No caso da Apple, as três câmeras permitem filmar, simultaneamente, mais de uma cena, ou ainda realizar fotografias panorâmicas em 180 graus. Nesse aspecto, o iPhone segue tendência iniciada por concorrentes, que intuíram um atalho para superar a marca da maçã logo depois do nascimento do primeiro iPhone. Pioneira, a taiwanesa HTC lançou em 2011 um celular, o EVO 3D, com uma dupla de câmeras. Não vingou. A multiplicação só começou a ter sucesso no mercado cinco anos depois, em 2016, com o iPhone 7, que trazia uma lente extra, ao lado da principal, do mesmo tamanho, que possibilitava dobrar o zoom das fotografias.

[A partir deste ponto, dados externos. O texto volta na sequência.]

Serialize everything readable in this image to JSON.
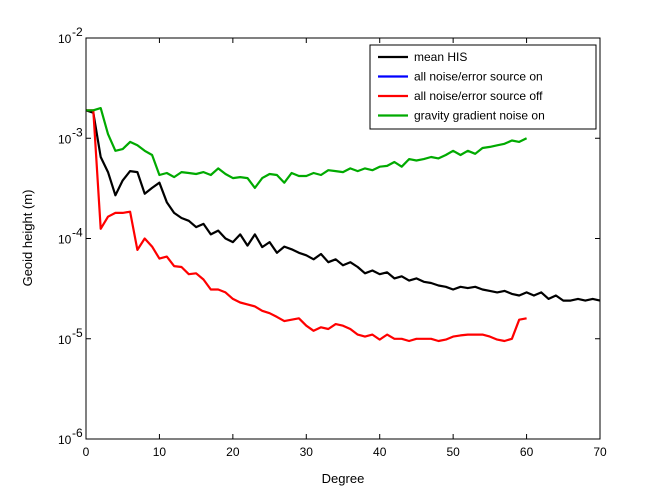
{
  "chart_data": {
    "type": "line",
    "xlabel": "Degree",
    "ylabel": "Geoid height (m)",
    "xlim": [
      0,
      70
    ],
    "ylim": [
      1e-06,
      0.01
    ],
    "yscale": "log",
    "grid": false,
    "legend_position": "top-right",
    "x_ticks": [
      0,
      10,
      20,
      30,
      40,
      50,
      60,
      70
    ],
    "x_tick_labels": [
      "0",
      "10",
      "20",
      "30",
      "40",
      "50",
      "60",
      "70"
    ],
    "y_ticks": [
      1e-06,
      1e-05,
      0.0001,
      0.001,
      0.01
    ],
    "y_tick_labels": [
      {
        "base": "10",
        "exp": "-6"
      },
      {
        "base": "10",
        "exp": "-5"
      },
      {
        "base": "10",
        "exp": "-4"
      },
      {
        "base": "10",
        "exp": "-3"
      },
      {
        "base": "10",
        "exp": "-2"
      }
    ],
    "series": [
      {
        "name": "mean HIS",
        "color": "#000000",
        "x": [
          0,
          1,
          2,
          3,
          4,
          5,
          6,
          7,
          8,
          9,
          10,
          11,
          12,
          13,
          14,
          15,
          16,
          17,
          18,
          19,
          20,
          21,
          22,
          23,
          24,
          25,
          26,
          27,
          28,
          29,
          30,
          31,
          32,
          33,
          34,
          35,
          36,
          37,
          38,
          39,
          40,
          41,
          42,
          43,
          44,
          45,
          46,
          47,
          48,
          49,
          50,
          51,
          52,
          53,
          54,
          55,
          56,
          57,
          58,
          59,
          60,
          61,
          62,
          63,
          64,
          65,
          66,
          67,
          68,
          69,
          70
        ],
        "y": [
          0.0019,
          0.0018,
          0.00065,
          0.00046,
          0.00027,
          0.00038,
          0.00047,
          0.00046,
          0.00028,
          0.00032,
          0.00036,
          0.00023,
          0.00018,
          0.00016,
          0.00015,
          0.00013,
          0.00014,
          0.00011,
          0.00012,
          0.0001,
          9.2e-05,
          0.00011,
          8.5e-05,
          0.00011,
          8.2e-05,
          9.2e-05,
          7.2e-05,
          8.3e-05,
          7.8e-05,
          7.2e-05,
          6.8e-05,
          6.2e-05,
          7e-05,
          5.8e-05,
          6.2e-05,
          5.4e-05,
          5.8e-05,
          5.2e-05,
          4.5e-05,
          4.8e-05,
          4.4e-05,
          4.6e-05,
          4e-05,
          4.2e-05,
          3.8e-05,
          4e-05,
          3.7e-05,
          3.6e-05,
          3.4e-05,
          3.3e-05,
          3.1e-05,
          3.3e-05,
          3.2e-05,
          3.3e-05,
          3.1e-05,
          3e-05,
          2.9e-05,
          3e-05,
          2.8e-05,
          2.7e-05,
          2.9e-05,
          2.7e-05,
          2.9e-05,
          2.5e-05,
          2.7e-05,
          2.4e-05,
          2.4e-05,
          2.5e-05,
          2.4e-05,
          2.5e-05,
          2.4e-05
        ]
      },
      {
        "name": "all noise/error source on",
        "color": "#0000ff",
        "x": [],
        "y": []
      },
      {
        "name": "all noise/error source off",
        "color": "#ff0000",
        "x": [
          0,
          1,
          2,
          3,
          4,
          5,
          6,
          7,
          8,
          9,
          10,
          11,
          12,
          13,
          14,
          15,
          16,
          17,
          18,
          19,
          20,
          21,
          22,
          23,
          24,
          25,
          26,
          27,
          28,
          29,
          30,
          31,
          32,
          33,
          34,
          35,
          36,
          37,
          38,
          39,
          40,
          41,
          42,
          43,
          44,
          45,
          46,
          47,
          48,
          49,
          50,
          51,
          52,
          53,
          54,
          55,
          56,
          57,
          58,
          59,
          60
        ],
        "y": [
          0.0019,
          0.0019,
          0.000125,
          0.000165,
          0.00018,
          0.00018,
          0.000185,
          7.7e-05,
          0.0001,
          8.3e-05,
          6.3e-05,
          6.6e-05,
          5.3e-05,
          5.2e-05,
          4.4e-05,
          4.5e-05,
          3.9e-05,
          3.1e-05,
          3.1e-05,
          2.9e-05,
          2.5e-05,
          2.3e-05,
          2.2e-05,
          2.1e-05,
          1.9e-05,
          1.8e-05,
          1.65e-05,
          1.5e-05,
          1.55e-05,
          1.6e-05,
          1.35e-05,
          1.2e-05,
          1.3e-05,
          1.25e-05,
          1.4e-05,
          1.35e-05,
          1.25e-05,
          1.1e-05,
          1.05e-05,
          1.1e-05,
          9.8e-06,
          1.1e-05,
          1e-05,
          1e-05,
          9.5e-06,
          1e-05,
          1e-05,
          1e-05,
          9.5e-06,
          9.8e-06,
          1.05e-05,
          1.08e-05,
          1.1e-05,
          1.1e-05,
          1.1e-05,
          1.05e-05,
          9.8e-06,
          9.5e-06,
          1e-05,
          1.55e-05,
          1.6e-05
        ]
      },
      {
        "name": "gravity gradient noise on",
        "color": "#00aa00",
        "x": [
          0,
          1,
          2,
          3,
          4,
          5,
          6,
          7,
          8,
          9,
          10,
          11,
          12,
          13,
          14,
          15,
          16,
          17,
          18,
          19,
          20,
          21,
          22,
          23,
          24,
          25,
          26,
          27,
          28,
          29,
          30,
          31,
          32,
          33,
          34,
          35,
          36,
          37,
          38,
          39,
          40,
          41,
          42,
          43,
          44,
          45,
          46,
          47,
          48,
          49,
          50,
          51,
          52,
          53,
          54,
          55,
          56,
          57,
          58,
          59,
          60
        ],
        "y": [
          0.0019,
          0.0019,
          0.002,
          0.0011,
          0.00075,
          0.00078,
          0.00092,
          0.00085,
          0.00075,
          0.00068,
          0.00043,
          0.00045,
          0.00041,
          0.00046,
          0.00045,
          0.00044,
          0.00046,
          0.00043,
          0.0005,
          0.00044,
          0.0004,
          0.00041,
          0.0004,
          0.00032,
          0.0004,
          0.00044,
          0.00043,
          0.00036,
          0.00045,
          0.00042,
          0.00042,
          0.00045,
          0.00043,
          0.00048,
          0.00047,
          0.00046,
          0.0005,
          0.00047,
          0.0005,
          0.00048,
          0.00052,
          0.00053,
          0.00058,
          0.00052,
          0.00062,
          0.0006,
          0.00062,
          0.00065,
          0.00063,
          0.00068,
          0.00075,
          0.00068,
          0.00075,
          0.0007,
          0.0008,
          0.00082,
          0.00085,
          0.00088,
          0.00095,
          0.00092,
          0.001
        ]
      }
    ]
  }
}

Desde então, todas as maiores fabricantes aderiram à onda, e agora com visível estardalhaço (veja o quadro).
O aumento da presença das lentes obrigou à revisão do design dos dispositivos. Quanto mais câmeras passaram a ser agregadas, mais naturalmente perceptíveis elas se tornaram no desenho dos celulares. Seguiu-se a praxe na indústria: cada inovação incorporada ao gadget leva a remodelagens. Em 1996, quando teclados físicos começaram a ser adicionados aos celulares, por iniciativa da finlandesa Nokia, a charada era oferecer um dispositivo que não fosse muito grande mas que tivesse teclas minimamente ergonômicas. O conceito evoluiu para os palmtops, que se popularizaram com a canadense BlackBerry. Até que, em 2007, o iPhone foi lançado, com tela sensível ao toque e, portanto, dispensando os teclados físicos. Nascia ali uma nova era.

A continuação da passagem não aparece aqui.